Spot usually refers to the “bid” price you see listed—which is the price most recently quoted in the market that buyers are willing to purchase at (which might differ slightly from the “ask” price sellers are currently seeking). The spot gold price is quoted in US dollars since gold is universally priced in US dollars in markets around the world. Any quote of the spot price of gold in grams or kilos is typically just a conversion of the value in ounces and not a separate trading market. It’s the same for other currencies, like Euros or Yuan, which are usually calculated using current foreign currency exchange rates.

Gold trades around the world and around the clock. Some of the larger exchanges include New York, London, and Shanghai. Gold trades from 6pm eastern to 5:15pm eastern, Sunday through Friday (the market is closed for 45 minutes on weekdays). The spot price constantly fluctuates during trading days, depending on what buyers and sellers are doing.

The London market also provides a fixed price twice per day (during business days). The fixed price is a benchmark for institutions, producers, and other large market participants to price contracts. Retail customers typically cannot buy and sell based on the fixed price, only the spot price. Nevertheless, the London Fix remains a standard benchmark for tracking the gold price over time.

What Is the Silver Spot Price?

The spot silver price refers to the price of silver for immediate delivery. Transactions for bullion coins are almost always priced using the spot price as a basis. The spot silver market is trading very close to 24 hours a day as there is almost always a location somewhere in the world that is actively taking orders for silver transactions. New York, London, Sydney, Hong Kong, Tokyo, and Zurich are where most of the trading activity takes place. For the high and low values, we are showing the lowest bid and the highest ask of the day.

Why Are Silver and Gold Prices So Different? 

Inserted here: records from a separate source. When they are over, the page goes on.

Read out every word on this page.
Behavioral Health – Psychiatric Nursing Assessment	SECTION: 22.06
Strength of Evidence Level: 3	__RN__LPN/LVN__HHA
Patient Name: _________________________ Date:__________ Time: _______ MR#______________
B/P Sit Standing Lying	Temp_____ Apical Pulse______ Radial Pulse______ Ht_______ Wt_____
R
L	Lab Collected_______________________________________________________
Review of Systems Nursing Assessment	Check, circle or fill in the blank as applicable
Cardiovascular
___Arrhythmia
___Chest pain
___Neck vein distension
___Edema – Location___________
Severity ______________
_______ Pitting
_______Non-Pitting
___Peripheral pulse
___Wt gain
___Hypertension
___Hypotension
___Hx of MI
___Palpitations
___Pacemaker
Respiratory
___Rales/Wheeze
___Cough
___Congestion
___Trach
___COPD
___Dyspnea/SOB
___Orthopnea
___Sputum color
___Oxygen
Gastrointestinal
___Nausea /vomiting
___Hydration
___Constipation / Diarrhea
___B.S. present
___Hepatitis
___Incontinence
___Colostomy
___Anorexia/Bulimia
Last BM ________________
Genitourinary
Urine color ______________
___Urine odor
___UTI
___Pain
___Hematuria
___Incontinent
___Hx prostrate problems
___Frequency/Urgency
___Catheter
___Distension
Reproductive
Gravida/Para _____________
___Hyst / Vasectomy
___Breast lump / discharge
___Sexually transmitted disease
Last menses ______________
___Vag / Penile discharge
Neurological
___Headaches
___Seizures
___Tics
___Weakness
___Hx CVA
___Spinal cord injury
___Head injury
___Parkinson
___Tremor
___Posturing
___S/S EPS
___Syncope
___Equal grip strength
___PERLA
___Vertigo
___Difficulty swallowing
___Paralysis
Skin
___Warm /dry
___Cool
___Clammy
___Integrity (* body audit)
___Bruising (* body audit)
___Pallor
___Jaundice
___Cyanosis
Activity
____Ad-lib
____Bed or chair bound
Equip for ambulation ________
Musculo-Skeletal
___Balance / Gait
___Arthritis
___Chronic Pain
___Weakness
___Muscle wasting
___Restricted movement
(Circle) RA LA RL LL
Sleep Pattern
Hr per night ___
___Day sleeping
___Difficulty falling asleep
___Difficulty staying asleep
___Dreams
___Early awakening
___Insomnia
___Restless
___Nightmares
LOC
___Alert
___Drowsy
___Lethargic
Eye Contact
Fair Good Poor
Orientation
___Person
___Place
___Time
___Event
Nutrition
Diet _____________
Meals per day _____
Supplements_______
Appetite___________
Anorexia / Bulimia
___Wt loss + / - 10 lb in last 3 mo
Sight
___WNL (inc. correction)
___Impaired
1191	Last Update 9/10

The reason gold and silver prices vary widely boils down to one simple fact: rarity. The less supply there is of a metal, the higher the price. Therefore, gold prices tend to be much higher than silver prices because it is much harder to get. The reason supply is much larger for silver is because it is an easier metal to mine and it is often mined as a by-product to other metals mining. The average occurrence of gold in igneous rock is 0.004 parts per million. Silver shows up at a rate of 0.07 parts per million.